Arvid&Marie’s concept can be read as part of a wider narrative that looks at how technology is affecting human behaviour. Although the project uses innovative digital technology, the pair emphasise the fact that our life has long since been intertwined with technology – not just in a digital sense, but also in ways we take for granted – such as how we wear glasses or the fact that agriculture is a technology.
Keen to break down the dichotomy between the organic and technological process of life, Arvid&Marie anticipate an age in which technology won’t just be a tool that we use to influence and change ourselves but will have the capacity for self-development. Examples of technologies that they perceive as currently existing as ‘entities’ include the trading algorithm Aladdin, which makes decisions that can influence the lives of many families, as well as space explorations which probe where no humans have been before; as well as lawyers programs, and citizen robots.

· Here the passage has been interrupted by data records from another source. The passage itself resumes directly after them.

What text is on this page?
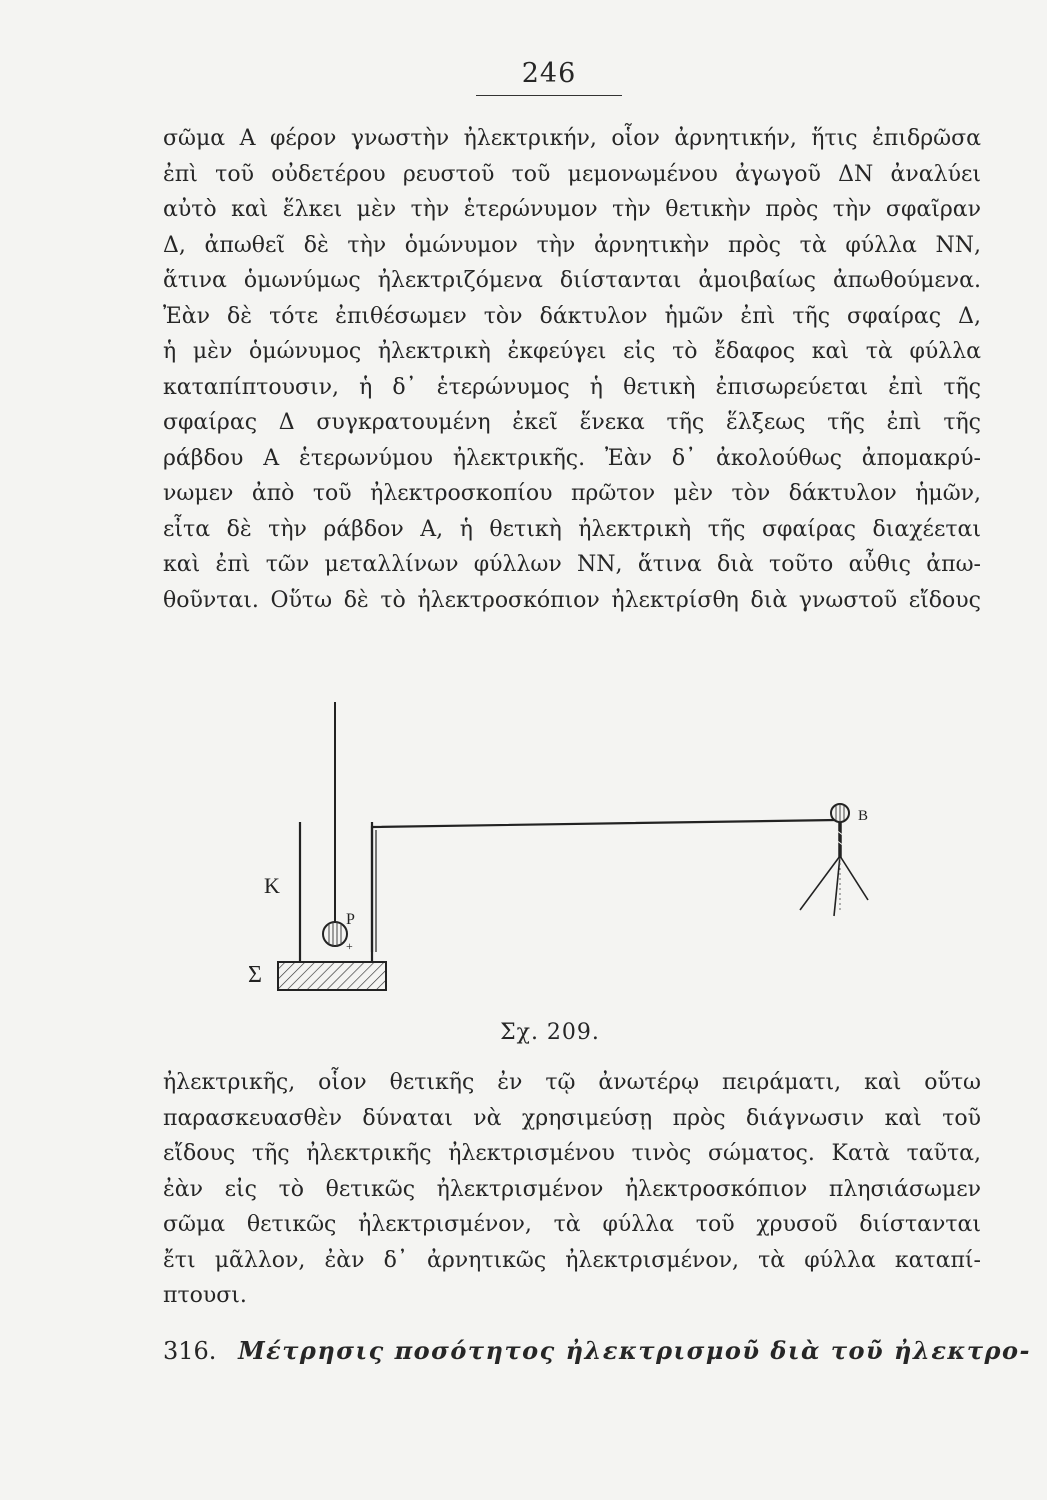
246

σῶμα Α φέρον γνωστὴν ἠλεκτρικήν, οἷον ἀρνητικήν, ἥτις ἐπιδρῶσα
ἐπὶ τοῦ οὐδετέρου ρευστοῦ τοῦ μεμονωμένου ἀγωγοῦ ΔΝ ἀναλύει
αὐτὸ καὶ ἕλκει μὲν τὴν ἑτερώνυμον τὴν θετικὴν πρὸς τὴν σφαῖραν
Δ, ἀπωθεῖ δὲ τὴν ὁμώνυμον τὴν ἀρνητικὴν πρὸς τὰ φύλλα ΝΝ,
ἅτινα ὁμωνύμως ἠλεκτριζόμενα διίστανται ἀμοιβαίως ἀπωθούμενα.
Ἐὰν δὲ τότε ἐπιθέσωμεν τὸν δάκτυλον ἡμῶν ἐπὶ τῆς σφαίρας Δ,
ἡ μὲν ὁμώνυμος ἠλεκτρικὴ ἐκφεύγει εἰς τὸ ἔδαφος καὶ τὰ φύλλα
καταπίπτουσιν, ἡ δ᾽ ἑτερώνυμος ἡ θετικὴ ἐπισωρεύεται ἐπὶ τῆς
σφαίρας Δ συγκρατουμένη ἐκεῖ ἕνεκα τῆς ἕλξεως τῆς ἐπὶ τῆς
ράβδου Α ἑτερωνύμου ἠλεκτρικῆς. Ἐὰν δ᾽ ἀκολούθως ἀπομακρύ-
νωμεν ἀπὸ τοῦ ἠλεκτροσκοπίου πρῶτον μὲν τὸν δάκτυλον ἡμῶν,
εἶτα δὲ τὴν ράβδον Α, ἡ θετικὴ ἠλεκτρικὴ τῆς σφαίρας διαχέεται
καὶ ἐπὶ τῶν μεταλλίνων φύλλων ΝΝ, ἅτινα διὰ τοῦτο αὖθις ἀπω-
θοῦνται. Οὕτω δὲ τὸ ἠλεκτροσκόπιον ἠλεκτρίσθη διὰ γνωστοῦ εἴδους

K
Σ
P
+
B
Σχ. 209.

ἠλεκτρικῆς, οἷον θετικῆς ἐν τῷ ἀνωτέρῳ πειράματι, καὶ οὕτω
παρασκευασθὲν δύναται νὰ χρησιμεύσῃ πρὸς διάγνωσιν καὶ τοῦ
εἴδους τῆς ἠλεκτρικῆς ἠλεκτρισμένου τινὸς σώματος. Κατὰ ταῦτα,
ἐὰν εἰς τὸ θετικῶς ἠλεκτρισμένον ἠλεκτροσκόπιον πλησιάσωμεν
σῶμα θετικῶς ἠλεκτρισμένον, τὰ φύλλα τοῦ χρυσοῦ διίστανται
ἔτι μᾶλλον, ἐὰν δ᾽ ἀρνητικῶς ἠλεκτρισμένον, τὰ φύλλα καταπί-
πτουσι.

316. Μέτρησις ποσότητος ἠλεκτρισμοῦ διὰ τοῦ ἠλεκτρο-
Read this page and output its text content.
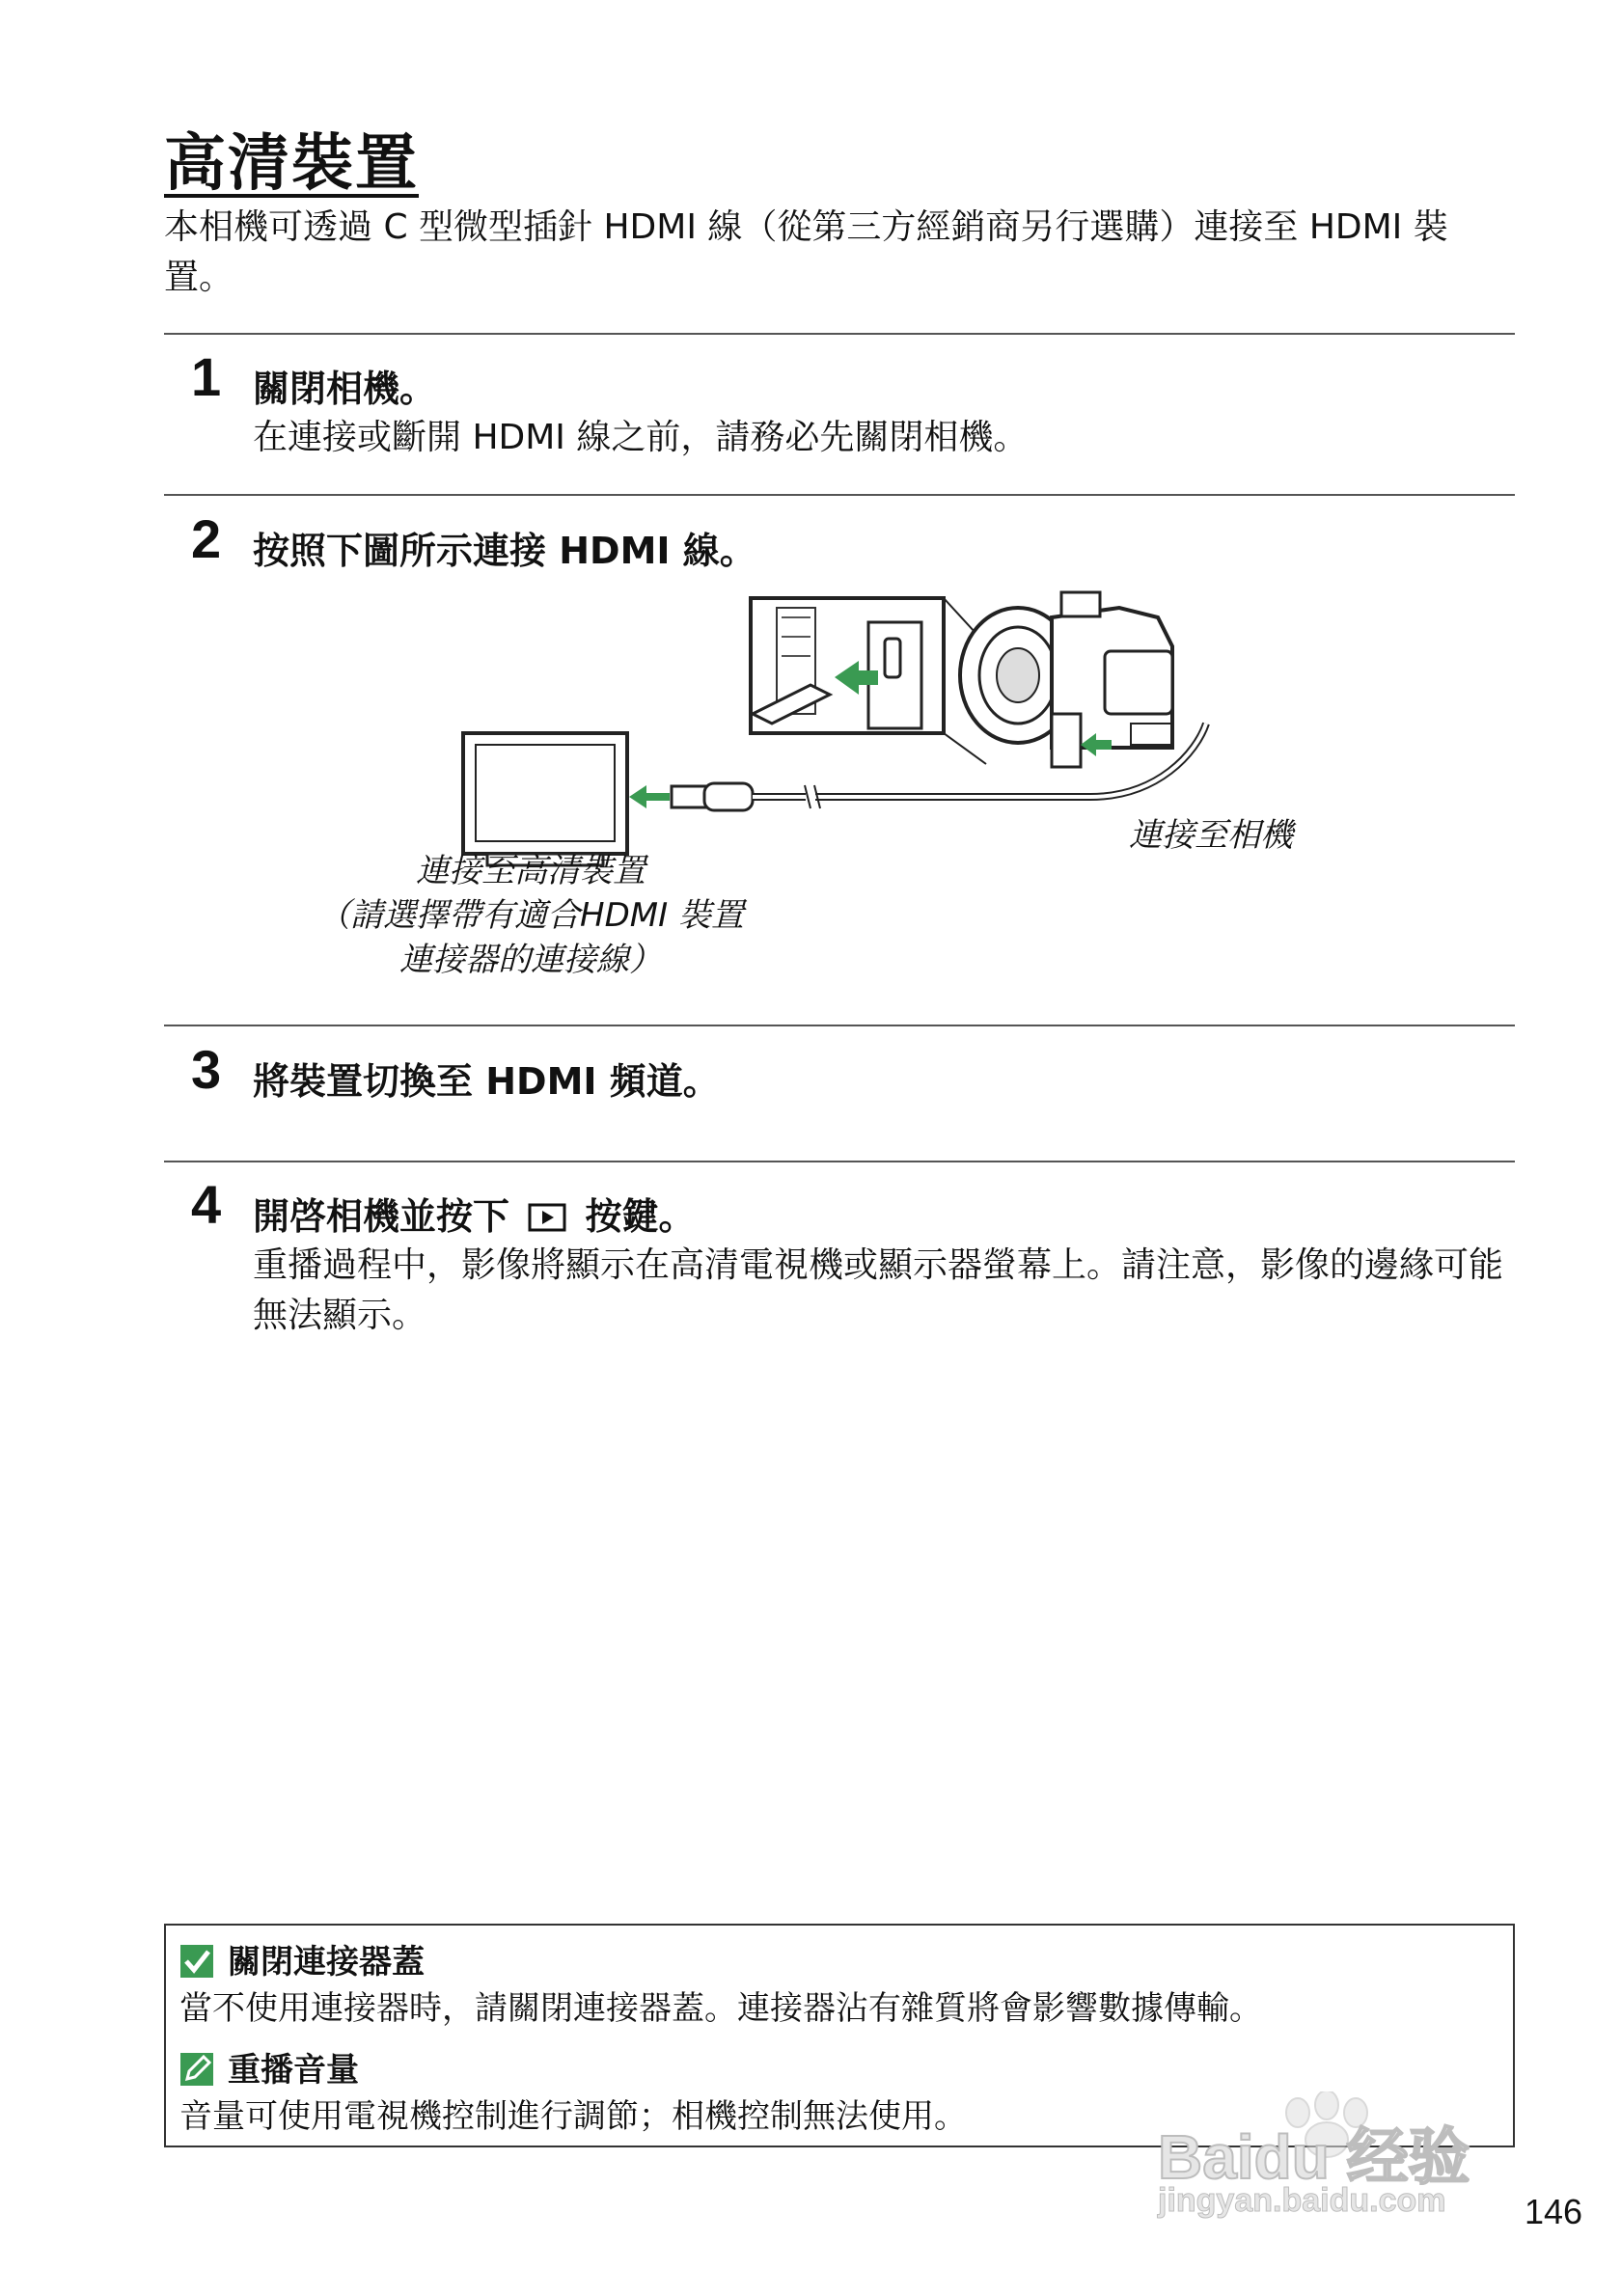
高清裝置
本相機可透過 C 型微型插針 HDMI 線（從第三方經銷商另行選購）連接至 HDMI 裝置。
1 關閉相機。
在連接或斷開 HDMI 線之前，請務必先關閉相機。
2 按照下圖所示連接 HDMI 線。
連接至相機
連接至高清裝置
（請選擇帶有適合HDMI 裝置
連接器的連接線）
3 將裝置切換至 HDMI 頻道。
4 開啓相機並按下 按鍵。
重播過程中，影像將顯示在高清電視機或顯示器螢幕上。請注意，影像的邊緣可能無法顯示。
關閉連接器蓋
當不使用連接器時，請關閉連接器蓋。連接器沾有雜質將會影響數據傳輸。
重播音量
音量可使用電視機控制進行調節；相機控制無法使用。
Baidu 经验
jingyan.baidu.com 146
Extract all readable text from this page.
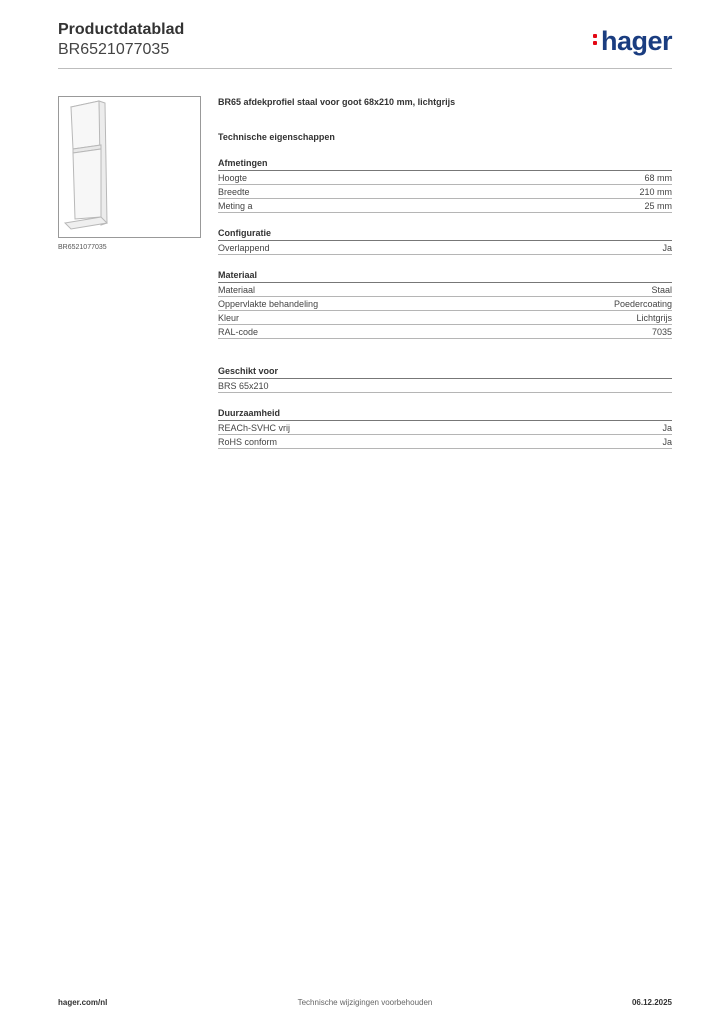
Productdatablad
BR6521077035	hager
BR6521077035
BR65 afdekprofiel staal voor goot 68x210 mm, lichtgrijs
Technische eigenschappen
Afmetingen
Hoogte	68 mm
Breedte	210 mm
Meting a	25 mm
Configuratie
Overlappend	Ja
Materiaal
Materiaal	Staal
Oppervlakte behandeling	Poedercoating
Kleur	Lichtgrijs
RAL-code	7035
Geschikt voor
BRS 65x210
Duurzaamheid
REACh-SVHC vrij	Ja
RoHS conform	Ja
hager.com/nl	Technische wijzigingen voorbehouden	06.12.2025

Al¿ve takes technological singularity as a conceptual starting point and develops it practically. Arvid&Marie tell CLOT how they hope to capture the audience’s interest both through an installation performance that introduces its ‘mother entity’, and then through the possibility of downloading your own digital life and letting it grow on your personal phone.
Al¿ve is a temporal installation, an experience that can extend for weeks on your phone; this feels like a pertinent reminder that whilst our own interactions with technology can feel immediate and intransient, we in fact maintain constant and long-lasting temporal relationships with our devices. By creating a digital creature with its own life span, Arvid&Marie make explicit the notion of digital responsibility, highlighting the idea that our actions online can have a lasting effect.
In some ways, Al¿ve can be viewed as a physical manifestation of digital accountability, and starting with its launch performance that included a ritual of birth – the inception of the mother entity – it has introduced a primal human element to the digital world.